Six years later I took a nine-day solo vacation. I had no idea what was going to happen, but I knew something was afoot. This time, it was a spiritual transformation.
Others have shared similar stories of unexpected change and transformation during or following a vacation.
What do these various vacations have in common? They share several characteristics we can learn from.
1. Each vacation was undertaken with an intention to get away from the day-to-day and just enjoy ourselves. We had no plan to ponder problems, plan future work or rehash issues.
2. The vacations were made up of present-time activities. I was there, present with the road, not mentally back at work. Or we were having family fun, without thinking about the future or the past.
3. The vacations were entered with no intended outcome beyond getting away and doing something enjoyable and fun. There was no intention, for example, to come up with a five-year plan or to heal old wounds.
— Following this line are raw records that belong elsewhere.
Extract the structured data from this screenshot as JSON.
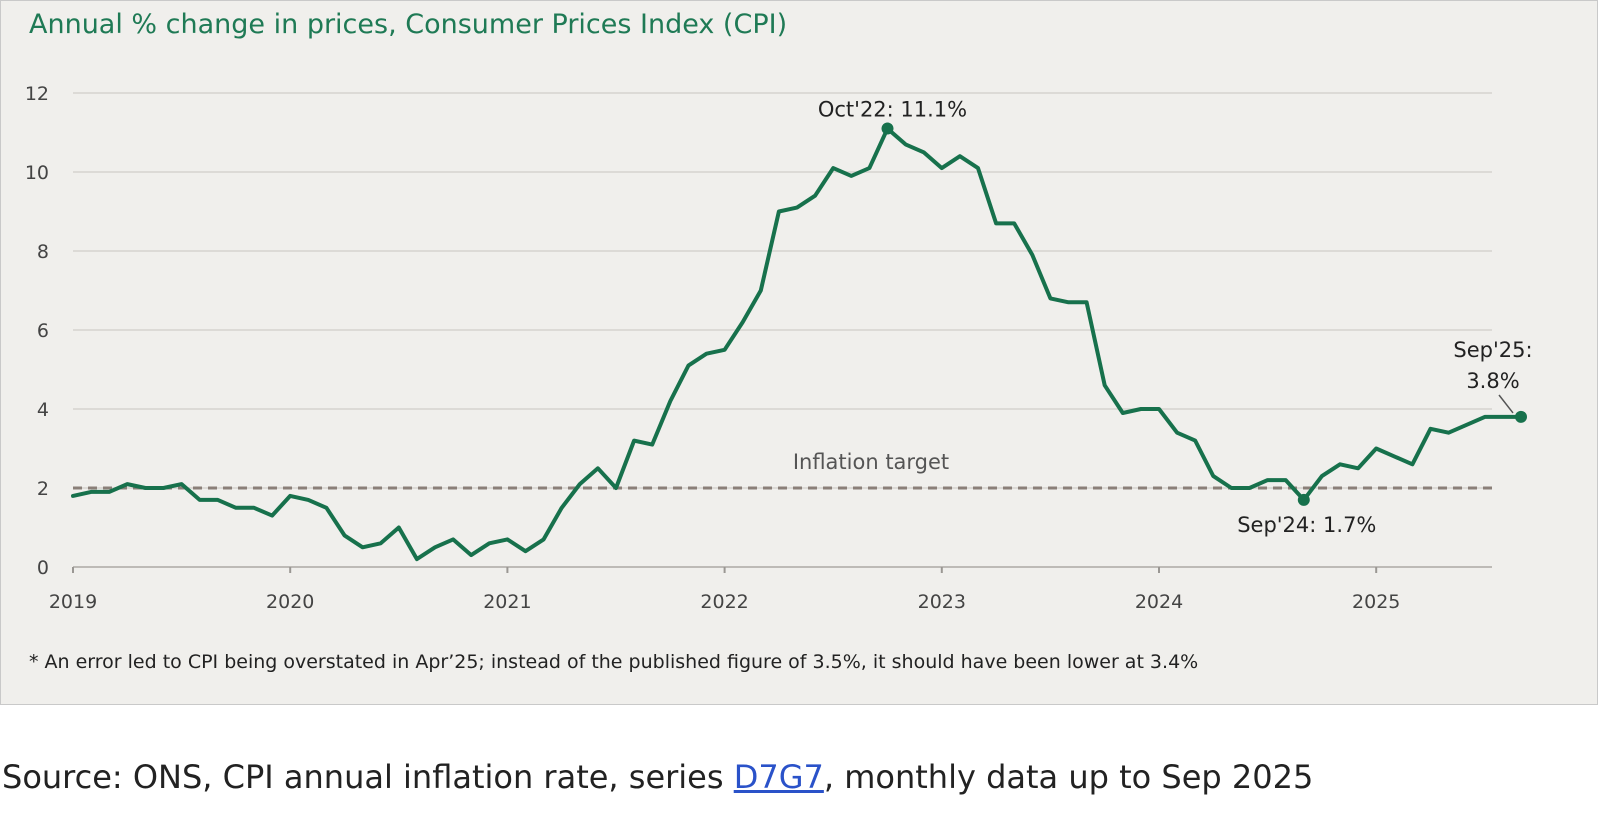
{
  "chart_data": {
    "type": "line",
    "title": "Annual % change in prices, Consumer Prices Index (CPI)",
    "xlabel": "",
    "ylabel": "",
    "ylim": [
      0,
      12
    ],
    "yticks": [
      "0",
      "2",
      "4",
      "6",
      "8",
      "10",
      "12"
    ],
    "xticks": [
      "2019",
      "2020",
      "2021",
      "2022",
      "2023",
      "2024",
      "2025"
    ],
    "grid": true,
    "series": [
      {
        "name": "CPI annual inflation rate",
        "color": "#17714c",
        "start": "Jan 2019",
        "values": [
          1.8,
          1.9,
          1.9,
          2.1,
          2.0,
          2.0,
          2.1,
          1.7,
          1.7,
          1.5,
          1.5,
          1.3,
          1.8,
          1.7,
          1.5,
          0.8,
          0.5,
          0.6,
          1.0,
          0.2,
          0.5,
          0.7,
          0.3,
          0.6,
          0.7,
          0.4,
          0.7,
          1.5,
          2.1,
          2.5,
          2.0,
          3.2,
          3.1,
          4.2,
          5.1,
          5.4,
          5.5,
          6.2,
          7.0,
          9.0,
          9.1,
          9.4,
          10.1,
          9.9,
          10.1,
          11.1,
          10.7,
          10.5,
          10.1,
          10.4,
          10.1,
          8.7,
          8.7,
          7.9,
          6.8,
          6.7,
          6.7,
          4.6,
          3.9,
          4.0,
          4.0,
          3.4,
          3.2,
          2.3,
          2.0,
          2.0,
          2.2,
          2.2,
          1.7,
          2.3,
          2.6,
          2.5,
          3.0,
          2.8,
          2.6,
          3.5,
          3.4,
          3.6,
          3.8,
          3.8,
          3.8
        ]
      }
    ],
    "reference_line": {
      "value": 2,
      "label": "Inflation target",
      "color": "#8a7f78"
    },
    "annotations": [
      {
        "index": 45,
        "label": "Oct'22:  11.1%"
      },
      {
        "index": 68,
        "label": "Sep'24:  1.7%"
      },
      {
        "index": 80,
        "label_line1": "Sep'25:",
        "label_line2": "3.8%"
      }
    ],
    "footnote": "* An error led to CPI being overstated in Apr’25; instead of the published figure of 3.5%, it should have been lower at 3.4%"
  },
  "source": {
    "prefix": "Source: ONS, CPI annual inflation rate, series ",
    "link_text": "D7G7",
    "suffix": ", monthly data up to Sep 2025"
  }
}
So why did vacations with no intended outcome, no discussion of change, and generally no analytical thought, lead to such profound change?
The answer is in the question. Profound changes occurred precisely because there was no thought, discussion or intention other than being present and enjoying the vacation.
At your core you know what you need for you. Underneath all the hustle and bustle, you know what you need as a couple. The paradox is that you cannot get your answers by pursuing them. Life changes are not a matter of analysis. They are of a deeper, more spiritual nature.
You cannot force answers to those deeper questions about life. You can only allow them to come. But the vacation as I’ve described it — present time fun, no analysis, and no intended outcome — is the perfect venue for letting answers to life’s big questions emerge on their own time.
And that is why vacations can be so rejuvenating.